Masters noted that grand jury testimony has to be turned over, when historically it was secret — a factor that helped get witnesses to work with prosecutors. “People are already very anxious about cooperating,” Masters said. “It’s going to become a disincentive to cooperate.”

The new, mandated time limits to turn over evidence has Sykes concerned given the amount of work NYPD detectives put into each case.

Getting and assessing the security and body worn camera video alone can taken a lot of time, especially in a place like Midtown which is teeming with cameras. If it’s discovered that something has not been turned over by the deadline, cases could be dismissed.

“There are so many things that have to be done,” Sykes said. “We have to watch the video in real time, we have to analyze it. You have technical issues. The turnaround just isn’t reasonable. It’s not fair to us.”

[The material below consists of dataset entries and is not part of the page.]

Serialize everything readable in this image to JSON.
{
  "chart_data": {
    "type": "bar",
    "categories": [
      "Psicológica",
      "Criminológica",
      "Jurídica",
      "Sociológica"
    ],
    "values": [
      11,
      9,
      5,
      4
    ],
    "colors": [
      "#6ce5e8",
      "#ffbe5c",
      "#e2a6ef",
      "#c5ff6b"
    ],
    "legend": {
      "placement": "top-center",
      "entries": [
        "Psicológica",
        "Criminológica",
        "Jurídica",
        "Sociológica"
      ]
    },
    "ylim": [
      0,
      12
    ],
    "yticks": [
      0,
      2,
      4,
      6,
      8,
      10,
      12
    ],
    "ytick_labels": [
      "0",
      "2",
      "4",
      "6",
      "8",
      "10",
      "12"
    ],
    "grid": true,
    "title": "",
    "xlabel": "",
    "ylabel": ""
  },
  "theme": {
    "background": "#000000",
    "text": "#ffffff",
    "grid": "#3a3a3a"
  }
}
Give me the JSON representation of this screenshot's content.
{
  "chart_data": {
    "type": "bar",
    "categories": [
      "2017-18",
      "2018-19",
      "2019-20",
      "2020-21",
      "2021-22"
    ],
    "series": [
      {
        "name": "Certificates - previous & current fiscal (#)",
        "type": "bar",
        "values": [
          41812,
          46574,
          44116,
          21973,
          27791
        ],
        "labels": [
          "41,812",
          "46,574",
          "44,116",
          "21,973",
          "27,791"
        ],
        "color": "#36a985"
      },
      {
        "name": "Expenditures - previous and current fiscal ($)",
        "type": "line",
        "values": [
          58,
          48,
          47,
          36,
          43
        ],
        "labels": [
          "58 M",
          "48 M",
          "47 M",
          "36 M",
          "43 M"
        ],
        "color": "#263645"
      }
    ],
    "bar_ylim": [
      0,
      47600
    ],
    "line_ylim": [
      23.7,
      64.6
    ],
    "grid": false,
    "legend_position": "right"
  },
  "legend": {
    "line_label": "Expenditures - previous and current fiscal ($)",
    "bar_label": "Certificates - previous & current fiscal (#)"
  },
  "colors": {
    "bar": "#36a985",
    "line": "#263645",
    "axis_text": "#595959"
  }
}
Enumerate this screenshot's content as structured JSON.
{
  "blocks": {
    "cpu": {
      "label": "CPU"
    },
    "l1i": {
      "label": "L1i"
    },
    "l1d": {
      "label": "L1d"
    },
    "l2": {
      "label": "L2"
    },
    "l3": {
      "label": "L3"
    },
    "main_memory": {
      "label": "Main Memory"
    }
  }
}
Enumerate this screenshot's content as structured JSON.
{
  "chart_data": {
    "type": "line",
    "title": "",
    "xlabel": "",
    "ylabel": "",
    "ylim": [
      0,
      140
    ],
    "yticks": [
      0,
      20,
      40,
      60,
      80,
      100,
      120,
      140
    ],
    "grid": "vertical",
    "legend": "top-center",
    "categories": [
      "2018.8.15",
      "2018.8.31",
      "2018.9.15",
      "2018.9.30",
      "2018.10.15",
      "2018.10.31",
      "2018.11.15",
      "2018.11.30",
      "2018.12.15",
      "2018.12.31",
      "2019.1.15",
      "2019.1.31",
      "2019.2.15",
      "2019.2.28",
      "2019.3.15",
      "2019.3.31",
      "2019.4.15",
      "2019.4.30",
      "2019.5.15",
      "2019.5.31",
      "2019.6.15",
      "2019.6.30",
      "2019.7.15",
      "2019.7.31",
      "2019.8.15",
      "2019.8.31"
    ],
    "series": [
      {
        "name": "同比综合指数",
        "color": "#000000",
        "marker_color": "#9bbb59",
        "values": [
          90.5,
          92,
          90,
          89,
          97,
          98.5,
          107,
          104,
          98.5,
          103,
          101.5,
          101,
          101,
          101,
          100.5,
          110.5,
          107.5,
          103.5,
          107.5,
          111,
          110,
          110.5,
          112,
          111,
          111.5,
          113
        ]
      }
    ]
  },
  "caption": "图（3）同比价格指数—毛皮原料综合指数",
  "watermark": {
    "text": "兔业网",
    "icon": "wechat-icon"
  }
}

Moreover, cops say the new discovery law will help accomplices in crimes. “They’re going to know our playing cards," Sykes said. “While I’m still chasing down the partner, he’s going to have everything we have.”

The law requires judges to release people without bail for misdemeanors and some felonies. But prosecutors say some of those offenses should not be on that list.

“There are some homicide offenses where you can’t even ask for bail,” Special Narcotics Prosecutor Bridget Brennan said. “Criminally negligent homicide is not bail qualified. Certain robbery charges are not, as well as certain burglary charges.”

The NYPD loosely estimates the laws will carry a $100 million price tag, but the legislature didn’t include any funding, even though the measures were shoehorned into the last budget bill. Similarly, Masters said his office will have to hired “dozens” of new paralegals to collate and track the evidence.

“This is all unfunded by the state,” Police Commissioner James O’Neill said. “One of the biggest issues I have with this was the way it was all done, and we weren’t consulted. I know that it’s well intentioned, but you got to use some common sense here."

This story is the first in a series about upcoming criminal justice reforms that will change how people are prosecuted and detained for crimes.